Camp in the ditches at the edge of beauty.

They are a great band, they move in thousands;
Move and pause and move on.
They turn to the ripening, follow the peaks of seasons,
Gather the fruit and leave it and move on.
Ours is a land of nomad harvesters,
Men of no root, no ground, no house, no rest;
They follow the ripening, gather the ripeness,
Rest never, ripen never,
Move and pause and move on.

Conditions in the fields have changed little in the years since. Nevertheless, José has an unswerving optimism--especially in the wake of the immigrant rights protests of the spring.

"It was very important that the people themselves rose up," says José. "It was worth a lot of the grief because if we had not marched, we always would have been down and remained asleep. Now they know that there will be a response if they continue things in the same direction.

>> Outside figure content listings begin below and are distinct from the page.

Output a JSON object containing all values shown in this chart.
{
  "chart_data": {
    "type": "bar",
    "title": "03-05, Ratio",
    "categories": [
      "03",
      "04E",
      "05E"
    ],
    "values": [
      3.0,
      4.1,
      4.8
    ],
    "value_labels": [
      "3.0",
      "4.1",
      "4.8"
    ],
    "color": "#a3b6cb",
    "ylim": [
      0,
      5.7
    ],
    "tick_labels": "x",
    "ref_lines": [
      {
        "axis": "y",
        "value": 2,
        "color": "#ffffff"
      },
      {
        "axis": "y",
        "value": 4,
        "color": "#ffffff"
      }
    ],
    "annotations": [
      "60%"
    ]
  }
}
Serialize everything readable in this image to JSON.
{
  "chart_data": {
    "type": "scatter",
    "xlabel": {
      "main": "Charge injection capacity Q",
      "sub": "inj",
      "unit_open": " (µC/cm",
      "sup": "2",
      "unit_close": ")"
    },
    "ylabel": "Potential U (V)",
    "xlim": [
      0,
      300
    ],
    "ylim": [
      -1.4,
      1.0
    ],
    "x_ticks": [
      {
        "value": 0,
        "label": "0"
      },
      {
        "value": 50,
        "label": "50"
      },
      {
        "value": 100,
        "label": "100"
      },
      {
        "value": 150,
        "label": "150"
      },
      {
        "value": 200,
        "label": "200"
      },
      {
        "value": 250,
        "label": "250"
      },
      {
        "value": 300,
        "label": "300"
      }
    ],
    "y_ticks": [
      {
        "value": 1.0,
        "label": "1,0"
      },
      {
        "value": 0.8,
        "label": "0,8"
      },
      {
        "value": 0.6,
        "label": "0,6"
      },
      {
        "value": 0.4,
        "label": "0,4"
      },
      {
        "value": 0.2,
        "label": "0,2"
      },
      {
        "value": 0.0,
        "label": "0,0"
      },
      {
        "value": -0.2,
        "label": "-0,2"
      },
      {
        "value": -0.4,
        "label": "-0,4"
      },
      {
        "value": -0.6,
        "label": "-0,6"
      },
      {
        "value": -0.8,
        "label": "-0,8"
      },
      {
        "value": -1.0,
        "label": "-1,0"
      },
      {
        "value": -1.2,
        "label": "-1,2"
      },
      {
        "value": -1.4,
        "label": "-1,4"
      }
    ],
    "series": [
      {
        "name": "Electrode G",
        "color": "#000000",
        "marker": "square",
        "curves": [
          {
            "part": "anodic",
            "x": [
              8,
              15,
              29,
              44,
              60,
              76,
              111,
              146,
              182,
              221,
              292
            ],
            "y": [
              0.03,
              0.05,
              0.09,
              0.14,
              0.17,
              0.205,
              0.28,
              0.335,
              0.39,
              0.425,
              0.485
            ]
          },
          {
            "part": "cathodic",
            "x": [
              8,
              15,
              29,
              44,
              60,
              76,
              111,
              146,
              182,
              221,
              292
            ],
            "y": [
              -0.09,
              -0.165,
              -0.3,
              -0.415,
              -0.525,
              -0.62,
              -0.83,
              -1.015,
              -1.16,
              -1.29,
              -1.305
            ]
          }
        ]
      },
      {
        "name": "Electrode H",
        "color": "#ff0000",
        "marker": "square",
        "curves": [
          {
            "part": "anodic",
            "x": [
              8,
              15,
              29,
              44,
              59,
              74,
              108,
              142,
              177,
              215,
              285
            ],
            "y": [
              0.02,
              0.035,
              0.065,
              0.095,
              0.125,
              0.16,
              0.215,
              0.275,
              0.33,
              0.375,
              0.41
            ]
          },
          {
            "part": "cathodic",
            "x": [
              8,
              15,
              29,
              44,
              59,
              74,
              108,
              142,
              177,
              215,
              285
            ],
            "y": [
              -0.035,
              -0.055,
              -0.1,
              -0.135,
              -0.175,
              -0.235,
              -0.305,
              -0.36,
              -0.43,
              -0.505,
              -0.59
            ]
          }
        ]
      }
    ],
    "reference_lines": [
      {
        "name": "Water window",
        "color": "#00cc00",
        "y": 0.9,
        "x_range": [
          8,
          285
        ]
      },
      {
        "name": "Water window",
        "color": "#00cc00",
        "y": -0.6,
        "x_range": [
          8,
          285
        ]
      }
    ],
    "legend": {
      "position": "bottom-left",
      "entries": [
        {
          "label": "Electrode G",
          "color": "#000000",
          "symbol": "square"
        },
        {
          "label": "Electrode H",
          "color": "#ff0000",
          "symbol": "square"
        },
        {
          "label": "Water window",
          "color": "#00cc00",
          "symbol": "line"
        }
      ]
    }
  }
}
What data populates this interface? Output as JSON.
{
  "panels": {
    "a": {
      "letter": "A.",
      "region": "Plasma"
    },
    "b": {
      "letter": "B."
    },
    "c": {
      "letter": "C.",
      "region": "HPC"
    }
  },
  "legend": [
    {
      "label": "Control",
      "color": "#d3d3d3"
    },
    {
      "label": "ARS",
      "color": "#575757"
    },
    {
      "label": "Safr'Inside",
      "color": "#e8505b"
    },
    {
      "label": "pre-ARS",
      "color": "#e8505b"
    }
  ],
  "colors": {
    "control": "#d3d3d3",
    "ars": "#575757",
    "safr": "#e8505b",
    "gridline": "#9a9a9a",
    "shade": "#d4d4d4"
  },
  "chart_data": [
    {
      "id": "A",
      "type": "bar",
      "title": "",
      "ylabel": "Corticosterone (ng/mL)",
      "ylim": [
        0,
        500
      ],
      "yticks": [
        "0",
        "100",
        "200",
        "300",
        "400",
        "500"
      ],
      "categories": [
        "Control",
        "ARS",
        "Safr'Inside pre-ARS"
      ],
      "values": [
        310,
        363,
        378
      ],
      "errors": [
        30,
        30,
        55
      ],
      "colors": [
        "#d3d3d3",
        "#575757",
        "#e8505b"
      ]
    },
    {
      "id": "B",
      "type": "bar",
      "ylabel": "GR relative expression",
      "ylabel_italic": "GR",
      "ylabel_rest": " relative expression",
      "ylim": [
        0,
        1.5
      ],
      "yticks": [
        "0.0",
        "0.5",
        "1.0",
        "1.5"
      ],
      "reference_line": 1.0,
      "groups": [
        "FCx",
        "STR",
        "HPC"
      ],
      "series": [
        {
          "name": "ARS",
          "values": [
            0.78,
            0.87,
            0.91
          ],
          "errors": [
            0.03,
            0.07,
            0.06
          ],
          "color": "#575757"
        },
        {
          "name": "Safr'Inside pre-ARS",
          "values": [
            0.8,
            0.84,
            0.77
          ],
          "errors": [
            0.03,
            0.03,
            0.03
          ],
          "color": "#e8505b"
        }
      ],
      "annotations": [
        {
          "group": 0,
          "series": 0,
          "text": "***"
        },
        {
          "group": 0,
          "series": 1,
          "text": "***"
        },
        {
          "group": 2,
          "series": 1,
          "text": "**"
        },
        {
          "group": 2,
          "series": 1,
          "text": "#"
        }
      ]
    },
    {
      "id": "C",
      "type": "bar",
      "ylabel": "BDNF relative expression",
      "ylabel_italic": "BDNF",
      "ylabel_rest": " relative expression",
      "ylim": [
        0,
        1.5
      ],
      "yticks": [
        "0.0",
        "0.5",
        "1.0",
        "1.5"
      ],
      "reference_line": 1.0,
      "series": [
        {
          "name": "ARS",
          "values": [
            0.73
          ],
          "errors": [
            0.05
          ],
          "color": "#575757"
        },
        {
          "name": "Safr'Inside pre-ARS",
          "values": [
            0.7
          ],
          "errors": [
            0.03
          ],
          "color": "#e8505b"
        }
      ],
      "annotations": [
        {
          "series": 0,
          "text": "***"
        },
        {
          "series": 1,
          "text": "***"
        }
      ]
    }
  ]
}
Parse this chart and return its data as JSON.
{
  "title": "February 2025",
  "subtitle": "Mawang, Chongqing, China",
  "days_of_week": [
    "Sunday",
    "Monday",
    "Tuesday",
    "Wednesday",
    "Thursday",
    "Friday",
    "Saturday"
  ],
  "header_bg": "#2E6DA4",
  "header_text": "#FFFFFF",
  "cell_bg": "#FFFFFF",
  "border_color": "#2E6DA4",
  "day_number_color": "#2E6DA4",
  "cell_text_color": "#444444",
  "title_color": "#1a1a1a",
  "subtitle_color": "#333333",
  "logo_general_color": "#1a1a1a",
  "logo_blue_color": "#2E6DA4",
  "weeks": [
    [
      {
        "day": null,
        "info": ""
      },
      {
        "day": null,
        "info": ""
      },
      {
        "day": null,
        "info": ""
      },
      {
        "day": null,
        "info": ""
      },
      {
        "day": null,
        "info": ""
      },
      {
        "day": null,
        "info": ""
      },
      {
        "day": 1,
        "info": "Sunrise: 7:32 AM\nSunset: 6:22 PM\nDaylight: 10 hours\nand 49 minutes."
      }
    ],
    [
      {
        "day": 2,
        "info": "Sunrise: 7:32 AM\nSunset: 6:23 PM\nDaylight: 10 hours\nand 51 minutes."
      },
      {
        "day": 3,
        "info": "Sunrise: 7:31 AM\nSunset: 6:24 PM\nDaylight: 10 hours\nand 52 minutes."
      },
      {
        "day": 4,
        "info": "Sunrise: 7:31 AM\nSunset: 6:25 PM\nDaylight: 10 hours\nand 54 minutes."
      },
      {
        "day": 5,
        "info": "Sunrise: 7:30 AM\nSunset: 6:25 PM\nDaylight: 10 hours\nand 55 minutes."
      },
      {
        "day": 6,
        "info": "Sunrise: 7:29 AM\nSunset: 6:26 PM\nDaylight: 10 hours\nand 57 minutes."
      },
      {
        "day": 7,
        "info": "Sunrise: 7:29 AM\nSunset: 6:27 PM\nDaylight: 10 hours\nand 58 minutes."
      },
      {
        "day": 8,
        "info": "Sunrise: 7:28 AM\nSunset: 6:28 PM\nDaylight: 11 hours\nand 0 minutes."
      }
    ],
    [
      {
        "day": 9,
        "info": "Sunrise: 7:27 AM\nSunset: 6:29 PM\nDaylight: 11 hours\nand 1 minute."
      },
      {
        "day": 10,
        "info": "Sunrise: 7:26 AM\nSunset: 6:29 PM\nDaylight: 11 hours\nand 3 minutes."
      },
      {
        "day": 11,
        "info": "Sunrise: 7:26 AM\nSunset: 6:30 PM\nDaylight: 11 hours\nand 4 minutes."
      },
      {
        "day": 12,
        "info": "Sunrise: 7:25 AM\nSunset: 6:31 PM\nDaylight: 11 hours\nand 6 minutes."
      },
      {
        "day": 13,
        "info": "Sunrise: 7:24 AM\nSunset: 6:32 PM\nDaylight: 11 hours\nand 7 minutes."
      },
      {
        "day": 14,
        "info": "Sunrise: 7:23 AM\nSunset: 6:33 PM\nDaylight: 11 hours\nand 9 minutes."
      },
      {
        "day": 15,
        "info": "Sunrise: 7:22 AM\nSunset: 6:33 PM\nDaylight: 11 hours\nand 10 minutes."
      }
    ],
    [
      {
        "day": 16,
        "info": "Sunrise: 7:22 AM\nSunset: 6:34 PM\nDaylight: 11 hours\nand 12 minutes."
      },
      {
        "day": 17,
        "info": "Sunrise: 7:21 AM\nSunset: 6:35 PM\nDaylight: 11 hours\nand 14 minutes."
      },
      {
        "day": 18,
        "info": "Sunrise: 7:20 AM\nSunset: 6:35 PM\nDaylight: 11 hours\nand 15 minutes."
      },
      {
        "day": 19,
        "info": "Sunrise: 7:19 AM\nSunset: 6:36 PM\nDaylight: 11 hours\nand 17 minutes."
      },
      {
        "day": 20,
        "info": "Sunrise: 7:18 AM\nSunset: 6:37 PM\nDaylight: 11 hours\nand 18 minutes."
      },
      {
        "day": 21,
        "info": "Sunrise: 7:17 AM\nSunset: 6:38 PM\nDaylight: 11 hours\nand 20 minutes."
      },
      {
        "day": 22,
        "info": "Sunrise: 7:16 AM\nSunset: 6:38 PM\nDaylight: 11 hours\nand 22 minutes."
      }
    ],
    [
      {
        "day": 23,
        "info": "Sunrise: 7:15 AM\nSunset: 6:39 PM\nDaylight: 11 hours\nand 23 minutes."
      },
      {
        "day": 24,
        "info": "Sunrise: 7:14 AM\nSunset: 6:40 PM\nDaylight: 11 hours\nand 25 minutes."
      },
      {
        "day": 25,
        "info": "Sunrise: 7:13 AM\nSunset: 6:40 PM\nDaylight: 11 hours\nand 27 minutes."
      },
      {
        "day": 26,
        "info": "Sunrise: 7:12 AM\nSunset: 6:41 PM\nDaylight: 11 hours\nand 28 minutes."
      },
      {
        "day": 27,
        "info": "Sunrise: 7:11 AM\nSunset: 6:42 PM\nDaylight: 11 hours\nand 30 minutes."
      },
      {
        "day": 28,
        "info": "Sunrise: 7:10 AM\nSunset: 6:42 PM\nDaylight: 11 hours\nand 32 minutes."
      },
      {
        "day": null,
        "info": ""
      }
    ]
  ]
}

"I expect the situation for immigrants to be resolved because it's the least that we deserve. We have given a lot of our work and a lot of money to the government. It is a sum that they are not going to return to us.

"They should recognize that this is important, because immigration will not stop, even if they close the border with silver or gold. The people will cross over or under it. It's getting harder, and yet every day, people still arrive."

We walk back out of the canyon, leaving behind the shanty homes, and pick our way through the drainage ditch portal, emerging back in the gilded suburbs of Carlsbad. While the canyon-dwellers look towards an uncertain future, it is clear that the earth will not swallow them. Having fed America, the Mixtecos have become America, and a part of the landscape that is refusing to be unseen.